A typical call starts with an update on the safety topic for that week, followed by an unchanging introduction from Gibson: "Our vision is to be safest health system in America. Our goal is to have zero events of preventable harm to patients, staff and visitors."
She emphasizes that staff and visitors are included in the goal, something that can be left out of the equation when talking about safety. Then the departments report, although not everyone reports every day. "Even pastoral care will report if they have useful intelligence for us."
The results have been pretty spectacular: a 51% reduction of serious safety events since 2012. There was an initial increase when they first started, but that was expected as reporting increased. "The greatest thing is the situational awareness and accountability. It all comes out of things going in the right direction."
Safety a core value
A couple of things have changed over the course of the six years. They now have a run chart of serious safety events, so they can see a trend line. "We used to know when things happened, but there is a greater accountability now that we can see the numbers."
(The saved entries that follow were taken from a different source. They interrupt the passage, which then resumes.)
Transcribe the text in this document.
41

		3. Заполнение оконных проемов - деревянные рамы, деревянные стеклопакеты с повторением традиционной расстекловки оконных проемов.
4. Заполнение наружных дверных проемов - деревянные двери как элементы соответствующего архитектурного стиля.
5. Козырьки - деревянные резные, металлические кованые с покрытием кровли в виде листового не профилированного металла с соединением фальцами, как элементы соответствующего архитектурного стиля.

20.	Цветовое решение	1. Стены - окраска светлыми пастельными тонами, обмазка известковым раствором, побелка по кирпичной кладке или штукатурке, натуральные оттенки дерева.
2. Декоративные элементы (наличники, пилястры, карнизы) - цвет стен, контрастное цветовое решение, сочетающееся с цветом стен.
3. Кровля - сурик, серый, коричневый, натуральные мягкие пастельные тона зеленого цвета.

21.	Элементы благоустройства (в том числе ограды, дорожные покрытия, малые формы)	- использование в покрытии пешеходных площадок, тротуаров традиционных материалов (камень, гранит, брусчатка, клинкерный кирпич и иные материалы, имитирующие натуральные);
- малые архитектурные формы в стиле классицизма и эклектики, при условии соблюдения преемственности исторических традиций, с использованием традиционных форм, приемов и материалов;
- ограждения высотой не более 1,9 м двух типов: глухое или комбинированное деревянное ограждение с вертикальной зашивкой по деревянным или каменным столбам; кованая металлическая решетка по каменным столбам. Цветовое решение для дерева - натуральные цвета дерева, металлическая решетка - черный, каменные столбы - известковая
Safety is the core value of the organization, she says. "People take it seriously, and if there is a safety issue, it is transparent, it is recognized as a system issue, not a personal one. That helps make people more willing to report and that makes the whole system safer."
Any organization can do this, she says, noting that many hospitals have joined in on the calls over the years to see how VCU does what it does. They have then gone back to their own facilities to replicate it. "Some require everyone to go to a room and do a stand-up meeting — because standing up ensures it won’t last to long."
She recommends doing a pilot test of whatever method you choose for safety meetings. Make sure you put in a good structure, too. Then start spreading the meeting out into the organization.